The most significant Allen film of the 1990s is Barbara Kopple’s documentary Wild Man Blues, which is ostensibly about Allen touring Europe with his jazz band, but is really about rebranding Allen as a sweetly curmudgeonly old man, leaning heavily on his true love, Soon-Yi. This is the face Allen continues to show in public: just an ordinary guy, grinding slowly through another exhausting day, with the help of the eternally patient woman he was lucky to find. Forget art films and philosophers; in his rare interviews over the past decade-plus, Allen has said he just likes to put in a 9-to-5 day at his job like anyone else, then knock off to drink a beer and watch sports. This is Ordinary Allen—the kind of guy who could credibly play the working-class slob of 2000’s Small Time Crooks.
Professionally, Allen has rebounded in his later years from the box-office doldrums of the 1990s, generating hits like Match Point, Vicky Cristina Barcelona, and Midnight In Paris—a mix of pretty-looking romances and genteel crime pictures, mostly. On the whole, the Allen films of the 2000s and 2010s are mellower and less challenging than Allen’s 1970s, 1980s, and 1990s work, and when Allen appears in them, his characters are usually likeably low-key, and not as cutting as they used to be.

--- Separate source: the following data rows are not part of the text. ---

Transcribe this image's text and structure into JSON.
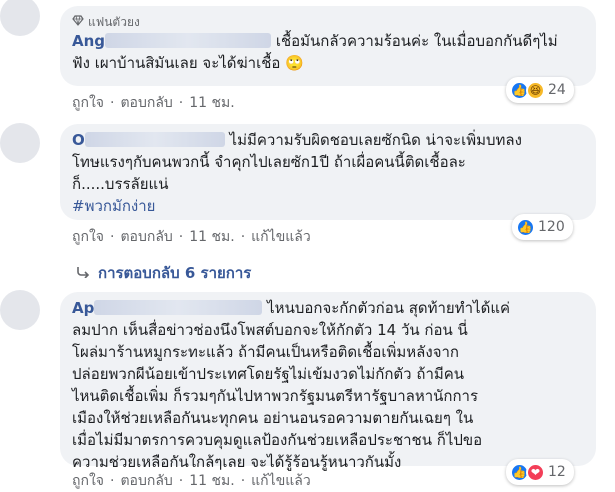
{
  "comments": [
    {
      "badge": "แฟนตัวยง",
      "name": "Ang",
      "text_line1": "เชื้อมันกลัวความร้อนค่ะ ในเมื่อบอกกันดีๆไม่",
      "text_line2": "ฟัง เผาบ้านสิมันเลย จะได้ฆ่าเชื้อ 🙄",
      "like": "ถูกใจ",
      "reply": "ตอบกลับ",
      "time": "11 ชม.",
      "reaction_count": "24"
    },
    {
      "name": "O",
      "text_line1": "ไม่มีความรับผิดชอบเลยซักนิด น่าจะเพิ่มบทลง",
      "text_line2": "โทษแรงๆกับคนพวกนี้ จำคุกไปเลยซัก1ปี ถ้าเผื่อคนนี้ติดเชื้อละ",
      "text_line3": "ก็.....บรรลัยแน่",
      "hashtag": "#พวกมักง่าย",
      "like": "ถูกใจ",
      "reply": "ตอบกลับ",
      "time": "11 ชม.",
      "edited": "แก้ไขแล้ว",
      "reaction_count": "120",
      "replies_label": "การตอบกลับ 6 รายการ"
    },
    {
      "name": "Ap",
      "text_line1": "ไหนบอกจะกักตัวก่อน สุดท้ายทำได้แค่",
      "text_line2": "ลมปาก เห็นสื่อข่าวช่องนึงโพสต์บอกจะให้กักตัว 14 วัน ก่อน นี่",
      "text_line3": "โผล่มาร้านหมูกระทะแล้ว ถ้ามีคนเป็นหรือติดเชื้อเพิ่มหลังจาก",
      "text_line4": "ปล่อยพวกผีน้อยเข้าประเทศโดยรัฐไม่เข้มงวดไม่กักตัว ถ้ามีคน",
      "text_line5": "ไหนติดเชื้อเพิ่ม ก็รวมๆกันไปหาพวกรัฐมนตรีหารัฐบาลหานักการ",
      "text_line6": "เมืองให้ช่วยเหลือกันนะทุกคน อย่านอนรอความตายกันเฉยๆ ใน",
      "text_line7": "เมื่อไม่มีมาตรการควบคุมดูแลป้องกันช่วยเหลือประชาชน ก็ไปขอ",
      "text_line8": "ความช่วยเหลือกันใกล้ๆเลย จะได้รู้ร้อนรู้หนาวกันมั้ง",
      "like": "ถูกใจ",
      "reply": "ตอบกลับ",
      "time": "11 ชม.",
      "edited": "แก้ไขแล้ว",
      "reaction_count": "12"
    }
  ],
  "colors": {
    "link": "#385898",
    "meta": "#65676b",
    "bubble": "#f0f2f5",
    "like_blue": "#1877f2"
  }
}
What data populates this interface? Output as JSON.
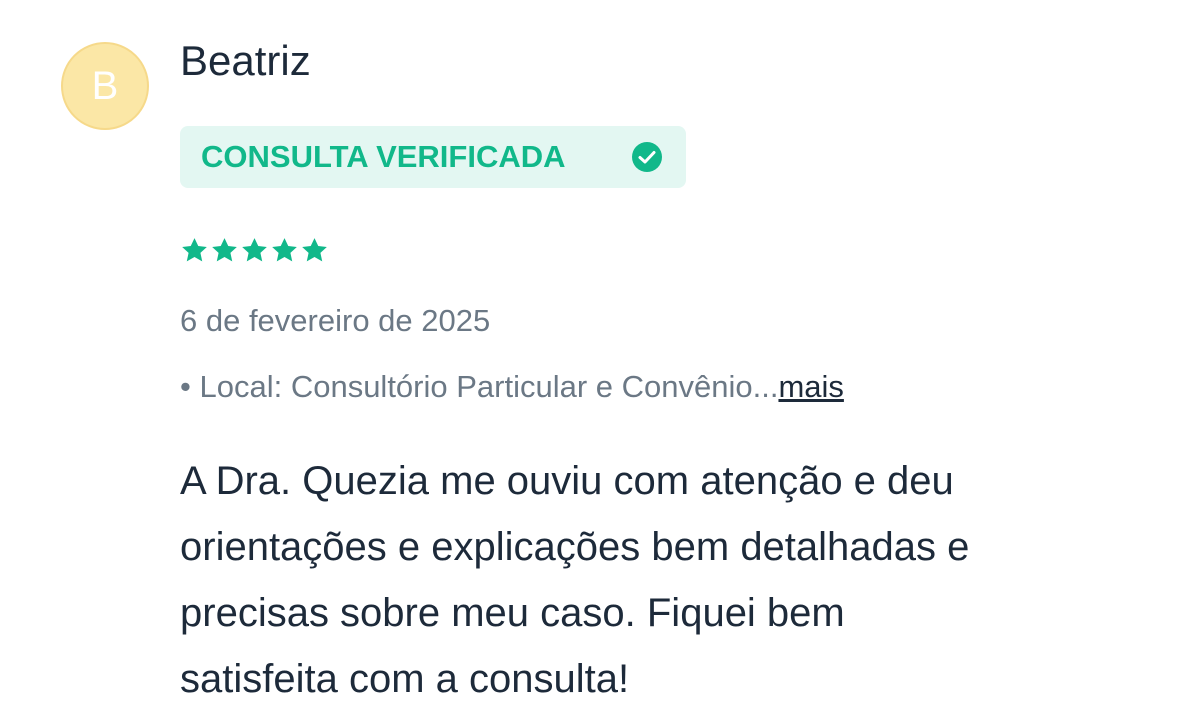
{
  "review": {
    "avatar_initial": "B",
    "author_name": "Beatriz",
    "badge_label": "CONSULTA VERIFICADA",
    "rating": 5,
    "rating_max": 5,
    "date": "6 de fevereiro de 2025",
    "location_bullet": "•",
    "location_text": "Local: Consultório Particular e Convênio...",
    "more_link": "mais",
    "text_lines": [
      "A Dra. Quezia me ouviu com atenção e deu",
      "orientações e explicações bem detalhadas e",
      "precisas sobre meu caso. Fiquei bem",
      "satisfeita com a consulta!"
    ]
  },
  "colors": {
    "accent": "#11b88a",
    "badge_bg": "#e3f7f2",
    "avatar_bg": "#fbe7a6",
    "text_primary": "#1d2a3a",
    "text_secondary": "#6b7885"
  },
  "icons": {
    "badge": "check-circle-icon",
    "rating": "star-icon"
  }
}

So which Allen is the real one? Probably all of them. That’s what makes Allen’s 1983 mockumentary Zelig such a visionary film. It’s not just that Allen seems to be sneakily describing himself when another character calls the chameleonic, eager-to-please hero Leonard Zelig “the kind of man who preferred watching baseball to reading Moby Dick.” (That line was spoken at a time when Allen would’ve been pegged more as a reader.) Throughout the movie, reporters, scientists, and the general public all try to pigeonhole Zelig, defining what he represents and who he should be, just as people have done to Allen for more than 50 years now. In the end, Zelig chooses to be ordinary. But all of those other characters and types are still in there, ready to emerge as differing aspects of his true self.